Enterobacter sakazakii was recently reclassified into eight distinct taxa of a new genus – Cronobacter. All have been linked retrospectively to clinical cases in adults and infants. To avoid confusion the organism will be referred to here as Cronobacter spp. (E. sakazakii). This confusion is caused by microbiologists renaming stuff while pissed at conferences to irritate clinicians. Just as we continue to do with classifying strep.

Anyway, the bacterium is Gram-negative, motile, non-spore-forming rod and will grow in aerobic and anaerobic conditions. It is considered an opportunistic pathogen. Enterotoxin-like compounds are produced by some strains.

Principal Risk: Baby Formula

Powdered formulae (PF) can be used to supplement or replace human breast milk. As a powder, it has advantages of cost and storage over the liquid form, however liquid (ready-to-use) infant formula is commercially sterile and is rarely implicated in human illness. PF includes all types of powdered formulae for infants and young children, including powdered infant formulae (PIF) and infant formulae for special medical purposes, follow-up formula (FUF), and human milk fortifiers used to supplement breast milk.

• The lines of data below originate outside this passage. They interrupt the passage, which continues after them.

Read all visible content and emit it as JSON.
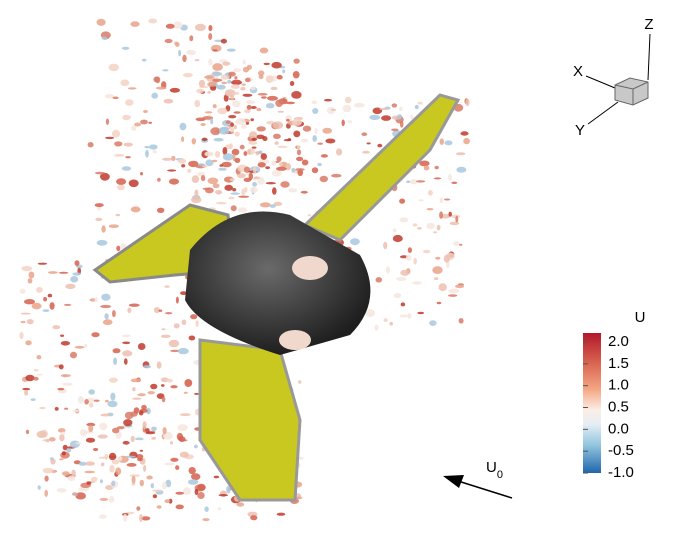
{
  "colorbar": {
    "title": "U",
    "ticks": [
      "2.0",
      "1.5",
      "1.0",
      "0.5",
      "0.0",
      "-0.5",
      "-1.0"
    ]
  },
  "axes": {
    "x": "X",
    "y": "Y",
    "z": "Z"
  },
  "flow": {
    "symbol": "U",
    "subscript": "0"
  }
}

In general, PF products have been identified as high-risk foods for the growth of Cronobacter spp. (E. sakazakii) although only PIF has been implicated in cases of Cronobacter spp. (E. sakazakii) infection.

PIF is intended for newborns to weaning infants. Its composition closely resembles human breast milk. It is subject to stringent hygiene controls and microbial criteria in its manufacture. Current international standards (CAC, 2008) require Cronobacter spp. (E. sakazakii) to be absent in 30 samples of 10 grams.

Follow up formula (FUF) is a liquid food (derived from milk and/or other constituents of animal/plant origin) that is suitable for weaning infants from their 6th to 12th month. FUF may contain a wider variety of dry-mix ingredients that diversify the diet, e.g. cocoa powder, fruit/vegetable powders or flakes and flavours. FUF generally has a higher protein, iron and mineral content and a higher renal solute load compared to PIF.

International evidence suggests that FUF has been consumed by infants <6 months old, and occasionally <1 month old. A general consensus has been reached by the Codex Alimentarius Commission not to establish a microbial criterion for Cronobacter spp. (E. sakazakii) in FUF. This is mostly due to a lack of evidence associating illness with FUF, but also because feeding FUF to infants <6 months old contradicts manufacturers’ directions. Unintended use or misuse of FUF has led to calls for clearer labelling and education of caregivers and healthcare professionals regarding the appropriate preparation and use of PIF and FUF.

Growth and Control

Growth

Temperature: Range 5.5-45°C. Optimum 39.4°C. Generation time 5 h at 10°C, 40 min at 23°C, 20 min at optimum. It has been shown to grow in breast milk and breast milk with fortifiers (calorie and/or nutrient supplements) at 23°C and 37°C. The addition of fortifiers slowed growth at both temperatures, the effect was especially pronounced at 10°C.

pH Minimum 3.89. Optimum 5-9. No maximum value found in the literature.

Atmosphere Grows in aerobic and anaerobic conditions.

Water Activity Maximum salt concentration permitting growth: 9.1% (Lambert and Bidlas, 2007).

Survival

Favoured in PIF at low aw and temperature. In a long-term survival experiment the organism was inoculated into PIF to achieve a final reconstituted concentration of 106 cfu/ml and the PIF stored in screw-capped bottle at room temperature for 2 years. A final concentration of approximately 300 cfu/ml was measured in the reconstituted product (a 3.4 log10 reduction). Most of the reduction occurred in the first 5 months.

Temperature Survived 6 months of freezing in reconstituted PIF without a decrease in concentration. Ten strains did not grow in reconstituted PIF stored at 4°C but could be detected by enrichment 72 h after preparation.

pH Ability to survive moderate acid conditions is pH-dependent. Ten of twelve strains reduced by less than 1 log10 during a 5-hour challenge at pH 3.5 (at 36°C).

Water Activity Survives in PIF (aw = 0.2). Survived better in PIF at aw 0.25-0.30 than in PIF at aw 0.43-0.50 at both 21°C and 30°C

Exponential-phase cells are more sensitive to drying than stationary-phase cells in low Water Activity environments. Dried stationary phase cells survived 46 days at 25°C and 47°C, reducing by around 2 log10 CFU/ml in the first 20 days then remained stable.

Inactivation

No synergistic interactions between inhibitory factors such as weak acids, pH, salt and temperature.